Alla furia critica si è forse sostituita un'accorata affezione. E,
soprattutto, l'odio-amore di chi non può fare più a meno della sua
vecchia trappola. A questa borghesia ridotta a schema, a questa
borghesia-fantoccio Moravia eleva da decenni con le sue assillanti
descrizioni il suo altare di demistificatore adorante.
Moravia realista? Ma chi
non lo vede? La realtà di Moravia, quella che nei suoi libri compare
come asciutta e elementare verità delle cose, è solo ideologia.
Un'ideologia fondata sulla paura di essere travolto dalla rude logica
dei fatti, e che lo spinge ad una sistematica, metodica
identificazione con l'aggressore. Il cosiddetto saggismo narrativo di
Moravia è tutto qui: coincide con il suo sforzo di creare un
credibile, fungibile corrispettivo mentale alla logica reale. E
questo corrispettivo razionalizzabile delle cose contiene una sorta
di atterrito e imperterrito dogmatismo nei confronti delle cose. La
realtà di Moravia è dunque immaginaria, sta lì come un miraggio, o
come un incubo. È da qui che deriva il suo fascino irresistibile,
tutto quel fascino del banale, del normale, dell'ovvio che riempie
come sabbia le centinaia di racconti moraviani. Da questa sostanza
immaginaria della sua realtà nasce anche la sua preoccupata
superstizione: la superstizione del laico integrale, che non crede ai
fantasmi e alle streghe, e finisce per esserne inseguito in capo al
mondo.
È quello che avviene in
1934. La superstizione incombe sulla realtà fin dalla prima
pagina. Sul mare di Capri, nel ciclo di piombo, il protagonista crede
di vedersi di fronte, ingigantito, lo stesso pipistrello che sorregge
il cartiglio nella Melancolia di Durer. Ma questa volta la
dicitura non è il nome di un'allegoria morale, è invece
l'enunciazione un po' disarmante del problema che ci accompagnerà
per tutte le pagine del libro. Un problema inventato, o formulato con
l'indifferenza convenzionale con cui i colori colorano le fiches
nei giochi da tavolo. Riuscirà il protagonista a risolvere il suo
problema? E chi è quella ragazza dai capelli rossi e dagli occhi
verdi, torva e seduttiva, che lo fissa negli occhi con ambigua
insistenza fino a coinvolgerlo in un crudele gioco di sdoppiamenti e
di inganni?
Il protagonista è un
giovane intellettuale di sentimenti aristocraticamente antifascisti.

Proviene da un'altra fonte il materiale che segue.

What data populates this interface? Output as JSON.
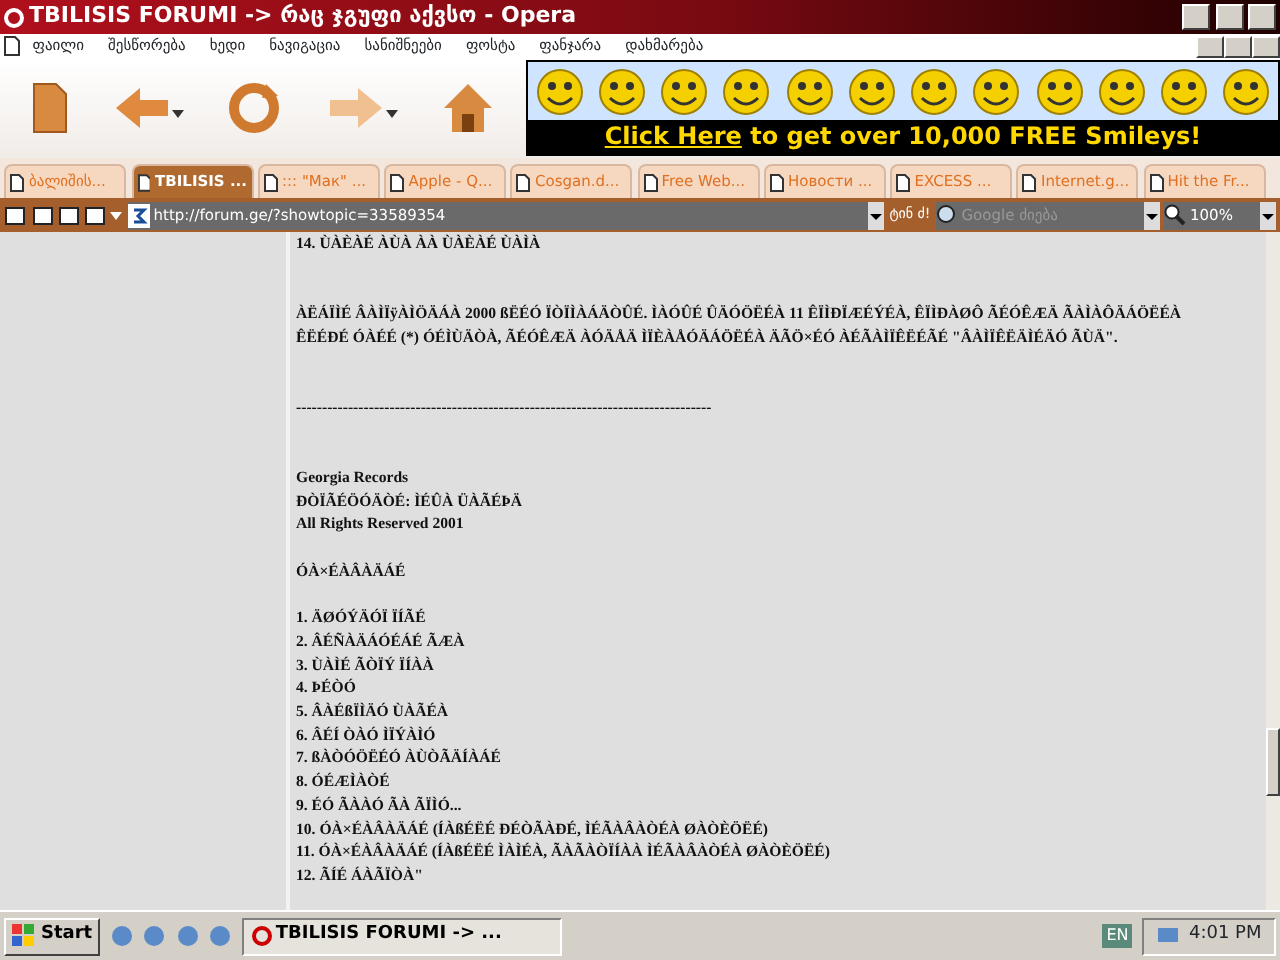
{
  "window": {
    "title": "TBILISIS FORUMI -> რაც ჯგუფი აქვსო - Opera"
  },
  "menu": [
    "ფაილი",
    "შესწორება",
    "ხედი",
    "ნავიგაცია",
    "სანიშნეები",
    "ფოსტა",
    "ფანჯარა",
    "დახმარება"
  ],
  "banner": {
    "link": "Click Here",
    "text": " to get over 10,000 FREE Smileys!"
  },
  "tabs": [
    {
      "label": "ბალიშის...",
      "selected": false
    },
    {
      "label": "TBILISIS ...",
      "selected": true
    },
    {
      "label": "::: \"Мак\" ...",
      "selected": false
    },
    {
      "label": "Apple - Q...",
      "selected": false
    },
    {
      "label": "Cosgan.d...",
      "selected": false
    },
    {
      "label": "Free Web...",
      "selected": false
    },
    {
      "label": "Новости ...",
      "selected": false
    },
    {
      "label": "EXCESS ...",
      "selected": false
    },
    {
      "label": "Internet.g...",
      "selected": false
    },
    {
      "label": "Hit the Fr...",
      "selected": false
    }
  ],
  "address": {
    "url": "http://forum.ge/?showtopic=33589354",
    "go": "ტინ ძ!",
    "search_placeholder": "Google ძიება",
    "zoom": "100%"
  },
  "content": [
    {
      "kind": "line",
      "text": "14. ÙÀÈÀÉ ÀÙÀ ÀÀ ÙÀÈÀÉ ÙÀÌÀ"
    },
    {
      "kind": "gap"
    },
    {
      "kind": "para",
      "text": "ÀËÁÏÌÉ ÂÀÌÏÿÀÌÖÄÁÀ 2000 ßËÉÓ ÏÒÏÌÀÁÄÒÛÉ. ÌÀÓÛÉ ÛÄÓÖËÉÀ 11 ÊÏÌÐÏÆÉÝÉÀ, ÊÏÌÐÀØÔ ÃÉÓÊÆÄ ÃÀÌÀÔÄÁÖËÉÀ ÊËÉÐÉ ÓÀÉÉ (*) ÓÉÌÙÄÒÀ, ÃÉÓÊÆÄ ÀÓÄÅÄ ÌÏÈÀÅÓÄÁÖËÉÀ ÄÃÖ×ÉÓ ÀÉÃÀÌÏÊËÉÃÉ \"ÂÀÌÏÊËÄÌÉÄÓ ÃÙÄ\"."
    },
    {
      "kind": "gap"
    },
    {
      "kind": "line",
      "text": "--------------------------------------------------------------------------------"
    },
    {
      "kind": "gap"
    },
    {
      "kind": "line",
      "text": "Georgia Records"
    },
    {
      "kind": "line",
      "text": "ÐÒÏÃÉÖÓÄÒÉ: ÌÉÛÀ ÜÀÃÉÞÄ"
    },
    {
      "kind": "line",
      "text": "All Rights Reserved 2001"
    },
    {
      "kind": "blank"
    },
    {
      "kind": "line",
      "text": "ÓÀ×ÉÀÂÀÄÁÉ"
    },
    {
      "kind": "blank"
    },
    {
      "kind": "line",
      "text": "1. ÄØÓÝÄÓÏ ÏÍÃÉ"
    },
    {
      "kind": "line",
      "text": "2. ÂÉÑÀÄÁÓÉÁÉ ÃÆÀ"
    },
    {
      "kind": "line",
      "text": "3. ÙÀÌÉ ÃÒÏÝ ÏÍÀÀ"
    },
    {
      "kind": "line",
      "text": "4. ÞÉÒÓ"
    },
    {
      "kind": "line",
      "text": "5. ÂÀÉßÏÌÄÓ ÙÀÃÉÀ"
    },
    {
      "kind": "line",
      "text": "6. ÂÉÍ ÒÀÓ ÌÏÝÀÌÓ"
    },
    {
      "kind": "line",
      "text": "7. ßÀÒÓÖËÉÓ ÀÙÒÃÄÍÀÁÉ"
    },
    {
      "kind": "line",
      "text": "8. ÓÉÆÌÀÒÉ"
    },
    {
      "kind": "line",
      "text": "9. ÉÓ ÃÀÀÓ ÃÀ ÃÏÌÓ..."
    },
    {
      "kind": "line",
      "text": "10. ÓÀ×ÉÀÂÀÄÁÉ (ÍÀßÉËÉ ÐÉÒÃÀÐÉ, ÌÉÃÀÂÀÒÉÀ ØÀÒÈÖËÉ)"
    },
    {
      "kind": "line",
      "text": "11. ÓÀ×ÉÀÂÀÄÁÉ (ÍÀßÉËÉ ÌÀÌÉÀ, ÃÀÃÀÒÏÍÀÀ ÌÉÃÀÂÀÒÉÀ ØÀÒÈÖËÉ)"
    },
    {
      "kind": "line",
      "text": "12. ÃÍÉ ÁÀÃÏÒÀ\""
    }
  ],
  "taskbar": {
    "start": "Start",
    "task": "TBILISIS FORUMI -> ...",
    "lang": "EN",
    "clock": "4:01 PM"
  }
}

È disperato ma progetta di trovare il metodo per fare della sua
disperazione il pilastro di una vita possibile, benché stoica. Si
innamora della ragazza, è stregato dal suo misterioso comportamento.

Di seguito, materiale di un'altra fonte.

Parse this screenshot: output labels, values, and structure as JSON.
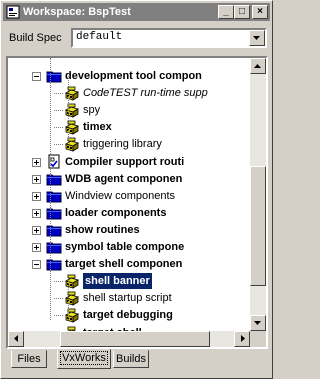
{
  "window": {
    "title": "Workspace: BspTest",
    "buttons": {
      "minimize": "_",
      "maximize": "□",
      "close": "×"
    }
  },
  "build_spec": {
    "label": "Build Spec",
    "value": "default"
  },
  "tree": {
    "items": [
      {
        "label": "development tool compon",
        "icon": "folder-icon",
        "style": "bold",
        "expander": "minus"
      },
      {
        "label": "CodeTEST run-time supp",
        "icon": "component-icon",
        "style": "italic"
      },
      {
        "label": "spy",
        "icon": "component-icon",
        "style": "normal"
      },
      {
        "label": "timex",
        "icon": "component-icon",
        "style": "bold"
      },
      {
        "label": "triggering library",
        "icon": "component-icon",
        "style": "normal"
      },
      {
        "label": "Compiler support routi",
        "icon": "checklist-icon",
        "style": "bold",
        "expander": "plus"
      },
      {
        "label": "WDB agent componen",
        "icon": "folder-icon",
        "style": "bold",
        "expander": "plus"
      },
      {
        "label": "Windview components",
        "icon": "folder-icon",
        "style": "normal",
        "expander": "plus"
      },
      {
        "label": "loader components",
        "icon": "folder-icon",
        "style": "bold",
        "expander": "plus"
      },
      {
        "label": "show routines",
        "icon": "folder-icon",
        "style": "bold",
        "expander": "plus"
      },
      {
        "label": "symbol table compone",
        "icon": "folder-icon",
        "style": "bold",
        "expander": "plus"
      },
      {
        "label": "target shell componen",
        "icon": "folder-icon",
        "style": "bold",
        "expander": "minus"
      },
      {
        "label": "shell banner",
        "icon": "component-icon",
        "style": "bold",
        "selected": true
      },
      {
        "label": "shell startup script",
        "icon": "component-icon",
        "style": "normal"
      },
      {
        "label": "target debugging",
        "icon": "component-icon",
        "style": "bold"
      },
      {
        "label": "target shell",
        "icon": "component-icon",
        "style": "bold"
      }
    ]
  },
  "tabs": [
    {
      "label": "Files"
    },
    {
      "label": "VxWorks"
    },
    {
      "label": "Builds"
    }
  ],
  "active_tab": "VxWorks"
}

Cerca invano, fino alla fine, di amarla, anche soltanto di
incontrarla, di indagarne le vere intenzioni, la reale natura. Usando
a piene mani la tecnica dell'imprevisto e del colpo di scena, Moravia
ci trascina nel suo tragico labirinto di cartapesta per quasi
trecento pagine.
Chiudiamo il libro senza
sapere se abbiamo provato emozioni reali, se abbiamo pensato, insieme
all'autore e ai suoi personaggi, pensieri reali. Il libro è
scorrevole (qua e là un po' noioso). Si legge di un fiato. Non
abbiamo imparato nulla, l'atmosfera del racconto ci lascia subito.
Del resto lo sapevamo dalla critica: Moravia non è mai stato uno
scrittore di atmosfera. Ma neppure uno scrittore problematico,
erotico, critico o realista. E questo, se appena potevamo
sospettarlo, ora lo sappiamo per certo.